While encouraging vocations to the priesthood, we should reconsider the role of the parish priest. The current model was developed back when the majority of the adult population was uneducated.
This is no longer the case. Faithful parishioners and growing numbers of deacons could provide for the day-to-day administrative needs of the parish and thus let priests focus on the sacramental and spiritual needs. We can bemoan the shortage of priests and burn out the ones we have, but any substantial turnaround in vocations will take generations.
I’d rather have a priest who could focus on my spiritual life. New problems require new solutions.
Re: “The real work begins” (Editorial, April 1-7).
I was surprised to read that as few as 10 percent continue to practice their faith after entering the Church. It would seem that what they learned in the RCIA program was insufficient to give them a reason to continue to practice the Faith.
My own experience as a teacher of catechism to the confirmation class seems to confirm this. Although many had attended catechism for a number of years, few regularly attended Mass or went to confession, often not since their first Communion.

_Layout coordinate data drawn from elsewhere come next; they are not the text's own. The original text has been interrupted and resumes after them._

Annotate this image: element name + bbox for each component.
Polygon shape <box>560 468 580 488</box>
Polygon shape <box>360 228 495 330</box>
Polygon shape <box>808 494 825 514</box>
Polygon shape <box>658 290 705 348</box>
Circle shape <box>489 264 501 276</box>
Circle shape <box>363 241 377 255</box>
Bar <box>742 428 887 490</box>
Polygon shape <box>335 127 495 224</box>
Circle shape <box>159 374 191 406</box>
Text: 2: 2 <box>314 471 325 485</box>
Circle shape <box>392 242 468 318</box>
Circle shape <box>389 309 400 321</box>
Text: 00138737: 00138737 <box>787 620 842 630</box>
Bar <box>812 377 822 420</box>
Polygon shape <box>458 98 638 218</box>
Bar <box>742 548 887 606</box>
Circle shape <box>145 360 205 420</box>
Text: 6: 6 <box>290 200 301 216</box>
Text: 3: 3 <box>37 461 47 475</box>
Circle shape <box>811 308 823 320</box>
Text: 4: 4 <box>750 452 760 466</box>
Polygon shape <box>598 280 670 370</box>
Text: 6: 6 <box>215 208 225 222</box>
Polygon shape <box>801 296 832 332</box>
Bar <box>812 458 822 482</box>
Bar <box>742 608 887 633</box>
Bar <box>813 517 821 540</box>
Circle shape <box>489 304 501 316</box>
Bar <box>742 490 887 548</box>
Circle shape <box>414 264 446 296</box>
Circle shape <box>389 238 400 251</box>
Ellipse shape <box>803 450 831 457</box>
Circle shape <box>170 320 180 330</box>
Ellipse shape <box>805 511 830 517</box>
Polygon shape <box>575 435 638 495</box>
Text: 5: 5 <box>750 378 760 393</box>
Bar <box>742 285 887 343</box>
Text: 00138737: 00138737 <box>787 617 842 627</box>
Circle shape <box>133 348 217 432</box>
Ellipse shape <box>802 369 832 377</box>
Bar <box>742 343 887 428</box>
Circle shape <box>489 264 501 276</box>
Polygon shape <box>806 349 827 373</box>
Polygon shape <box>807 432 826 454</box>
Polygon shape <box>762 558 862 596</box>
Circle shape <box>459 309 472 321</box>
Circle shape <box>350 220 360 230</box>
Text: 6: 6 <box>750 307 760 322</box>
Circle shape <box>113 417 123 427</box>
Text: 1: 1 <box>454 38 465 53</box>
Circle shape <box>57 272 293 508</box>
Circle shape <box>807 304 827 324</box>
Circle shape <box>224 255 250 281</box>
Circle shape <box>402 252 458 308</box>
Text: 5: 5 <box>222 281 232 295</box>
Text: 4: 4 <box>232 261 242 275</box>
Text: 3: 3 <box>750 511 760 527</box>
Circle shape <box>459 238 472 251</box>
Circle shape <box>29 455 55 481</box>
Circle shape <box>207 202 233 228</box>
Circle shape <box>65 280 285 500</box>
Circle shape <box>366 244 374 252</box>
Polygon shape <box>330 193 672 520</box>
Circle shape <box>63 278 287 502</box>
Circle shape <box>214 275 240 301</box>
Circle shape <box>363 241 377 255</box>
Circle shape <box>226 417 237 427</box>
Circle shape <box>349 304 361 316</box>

If the converts on entering the Church have a solid relationship with Christ and his Church due in large part to effective catechesis, it would seem strange they would stop practicing.
The Church always has been full of sinners as well as saints, so it is risky to say the least to have faith depend on no more than fellow parishioners.
— Evelyn Mazzucco, Chicago
Forgiveness in public life
Re: “Engaging culture” (Eye on Culture, April 8-14).
I commend Vice President Mike Pence for his forgiveness toward “The View” co-host Joy Behar. She made a comment that it’s mental illness when Mike Pence hears from Jesus. Joy Behar then apologized to her viewers, saying that Mike Pence is right, she fell short, and she apologized for what she said.
That is in contrast to Mr. Trump, who has previously said that he never apologizes or asks forgiveness.
— Nick Wineriter, Ocala, Florida
Re: “In secular Europe, a bright light of faith gone too soon” (Openers, April 8-14).
OSV reports on the loss of Christian faith in Europe perhaps precedes this trend in the Western Hemisphere.
Just as alarming are trends to demasculinize men and boys, which perhaps are indirect attacks on God the Father, who created us masculine and feminine.
And a unisex, effeminate society is no place for a truly feminine woman.
— Robert J. Bonsignore, Brooklyn, New York
The value of play
Re: “Old-school punch ball” (Catholic Journal, April 29-May 5).
Growing up in the ’40s and ’50s in northwest Minnesota, every town, large or small, had a baseball team. Families got together for dinner and family time, whether it was the game, playing cards or just visiting around the dinner table. I knew and played with all my cousins, and we cherish those memories.
Today, my grandchildren live 1,000 miles apart and barely know each other. They’ve missed the fun of growing up with family. We live in a marvelous age, with electronics and the internet. But we’ve lost the closeness of family, and as a consequence, many have lost God.